Als wäre die Kinderbetreuung selbst nicht schon ein Vollzeitjob, kommt bei den meisten Frauen auch noch der Haushalt und die sogenannte Care-Arbeit dazu. An tausend Dinge muss gedacht werden, alle wollen was. Da ist der Elternabend in der Schule, der Geburtstag des Nachbarkindes, welches eingeladen hat und auch ein Geschenk bekommen soll. Der Kindergarten veranstaltet einen Kuchenbasar, kannst du einen glutenfreien Gugelhupf backen? Wann war noch mal die nächste U-Untersuchung vom Baby, musst du noch einen Termin machen? Das Frühjahr steht an, sortiere die Kleider der Kinder aus und besorg neue! Wie, du hast vergessen eine Matschhose mit in den Kindergarten zu geben? Und kannst du bitte noch 20 ausgepustete Eier mit in die Schule geben. Weiß. Bis morgen!
Wir machen das. Alles. Nebenher. Warum? Weil wir es nicht anders gelernt haben. Unsere Mütter haben das zumeist schon alleine gewuppt, unsere Omas sowieso . Auch ich habe die klassische Rollenverteilung lange Zeit nicht hinterfragt. Papa arbeitet, Mama kümmert sich um den Rest.
„Vater des Jahres“
Wir leben in einer Gesellschaft, in der Sätze fallen wie „Ein Kind braucht seine Mutter!“ In einer Gesellschaft, in der die Elternzeit zum Löwenanteil von Frauen getragen wird. Die üblichen zwei Monate die der Papa beisteuert, werden oft schon heroisch gefeiert,. Nimmt er gar mehr, fragt man sich, was da zuhause schief läuft.

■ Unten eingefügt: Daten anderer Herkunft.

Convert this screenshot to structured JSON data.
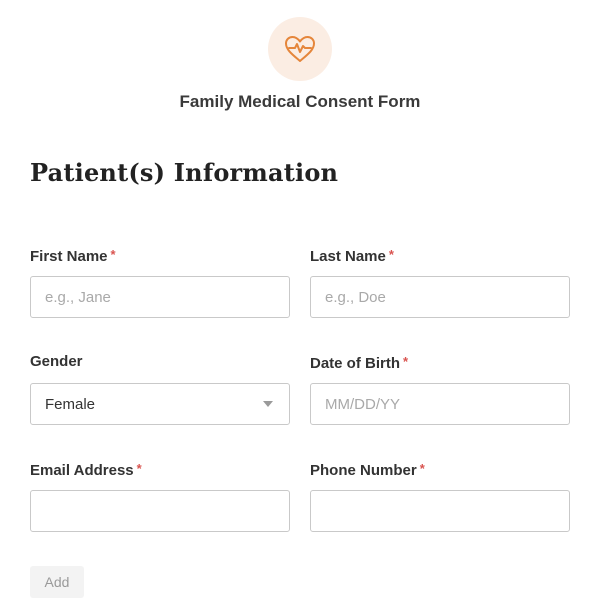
{
  "header": {
    "logo_icon": "heart-pulse-icon",
    "logo_color": "#e5863b",
    "logo_bg": "#fbede3",
    "title": "Family Medical Consent Form"
  },
  "section": {
    "heading": "Patient(s) Information"
  },
  "fields": {
    "first_name": {
      "label": "First Name",
      "required_mark": "*",
      "placeholder": "e.g., Jane",
      "value": ""
    },
    "last_name": {
      "label": "Last Name",
      "required_mark": "*",
      "placeholder": "e.g., Doe",
      "value": ""
    },
    "gender": {
      "label": "Gender",
      "selected": "Female"
    },
    "dob": {
      "label": "Date of Birth",
      "required_mark": "*",
      "placeholder": "MM/DD/YY",
      "value": ""
    },
    "email": {
      "label": "Email Address",
      "required_mark": "*",
      "placeholder": "",
      "value": ""
    },
    "phone": {
      "label": "Phone Number",
      "required_mark": "*",
      "placeholder": "",
      "value": ""
    }
  },
  "actions": {
    "add_label": "Add"
  },
  "colors": {
    "required": "#d9534f",
    "input_border": "#c9c9c9"
  }
}
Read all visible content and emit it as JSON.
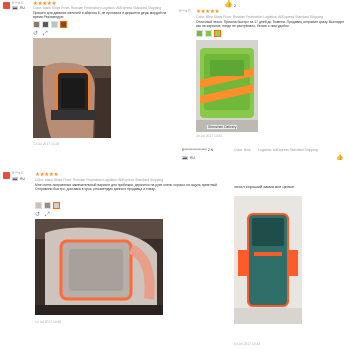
{
  "reviews": [
    {
      "stars": "★★★★★",
      "country_label": "RU",
      "meta": "Color: black  Ships From: Russian Federation  Logistics: AliExpress Standard Shipping",
      "text": "Пришёл для дамских мелочей и айфона 6, не пропахла и держится держ мордой на время Рекомендую",
      "date": "13 Jul 2017 13:28"
    },
    {
      "stars": "★★★★★",
      "meta": "Color: Blue  Ships From: Russian Federation  Logistics: AliExpress Standard Shipping",
      "text": "Отличный чехол. Пришла быстро за 17 дней до Тюмени. Продавец отправил сразу. Выглядит как на картинке, нигде не растрёпано, бегать с ним удобно",
      "date": "20 Jul 2017 13:52",
      "helpful": "2",
      "reviewer_masked": "R*****************  2 N",
      "reviewer_country": "RU",
      "tooltip": "Shenzhen Delivery",
      "meta2_color": "Color: Blue",
      "meta2_logistics": "Logistics: AliExpress Standard Shipping"
    },
    {
      "stars": "★★★★★",
      "country_label": "RU",
      "meta": "Color: black  Ships From: Russian Federation  Logistics: AliExpress Standard Shipping",
      "text": "Мне очень понравился замечательный вариант для пробежки, держится на руке очень хорошо на ощупь приятный. Отправили быстро, доставка в срок, рекомендую данного продавца и товар.",
      "date": "14 Jul 2017 14:56"
    },
    {
      "headline": "чехол хороший замки все целые",
      "date": "14 Jul 2017 10:43"
    }
  ]
}
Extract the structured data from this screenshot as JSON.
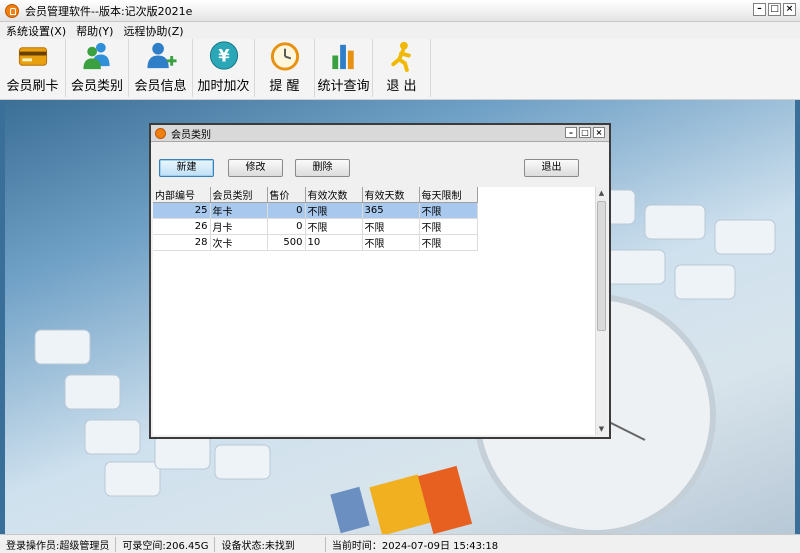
{
  "window": {
    "title": "会员管理软件--版本:记次版2021e"
  },
  "menu": [
    {
      "label": "系统设置(X)"
    },
    {
      "label": "帮助(Y)"
    },
    {
      "label": "远程协助(Z)"
    }
  ],
  "toolbar": [
    {
      "label": "会员刷卡",
      "icon": "card-icon"
    },
    {
      "label": "会员类别",
      "icon": "users-icon"
    },
    {
      "label": "会员信息",
      "icon": "user-add-icon"
    },
    {
      "label": "加时加次",
      "icon": "yen-icon"
    },
    {
      "label": "提 醒",
      "icon": "clock-icon"
    },
    {
      "label": "统计查询",
      "icon": "bar-chart-icon"
    },
    {
      "label": "退 出",
      "icon": "exit-person-icon"
    }
  ],
  "dialog": {
    "title": "会员类别",
    "buttons": {
      "new": "新建",
      "edit": "修改",
      "delete": "删除",
      "exit": "退出"
    },
    "columns": [
      "内部编号",
      "会员类别",
      "售价",
      "有效次数",
      "有效天数",
      "每天限制"
    ],
    "rows": [
      [
        "25",
        "年卡",
        "0",
        "不限",
        "365",
        "不限"
      ],
      [
        "26",
        "月卡",
        "0",
        "不限",
        "不限",
        "不限"
      ],
      [
        "28",
        "次卡",
        "500",
        "10",
        "不限",
        "不限"
      ]
    ]
  },
  "status": {
    "operator": "登录操作员:超级管理员",
    "space": "可录空间:206.45G",
    "device": "设备状态:未找到",
    "time": "当前时间：2024-07-09日 15:43:18"
  },
  "colors": {
    "selection": "#a8c8ee",
    "desktop": "#3a6f9a",
    "accent": "#f08010"
  }
}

Wir leben in einer Gesellschaft, in der nur 6% der verheirateten Frauen ein Nettoeinkommen über 2.000 Euro erwirtschaften. Ganz selbstverständlich arbeiten die Mütter in Teilzeit.
Wir leben in einer Gesellschaft, in der ein Mann zum „Vater des Jahres“ gewählt wird, weil er sich um Kinder und Haushalt kümmert, während sich seine Frau darauf vorbereitet, als erste deutsche Astronautin zur Internationalen Raumstation ISS zu fliegen (diese Rabenmutter!). Dafür gibt es 5.000 Euro und viel Anerkennung. Darf ich mal ganz vorsichtig nachhaken, wie viele Frauen schon mit Titeln und Preisgelder, Glanz und Gloria überschüttet wurden, weil sie ihrem Mann den „Rückenfreihalten“ wie es so schön in der Begründung der Titelvergabe heißt???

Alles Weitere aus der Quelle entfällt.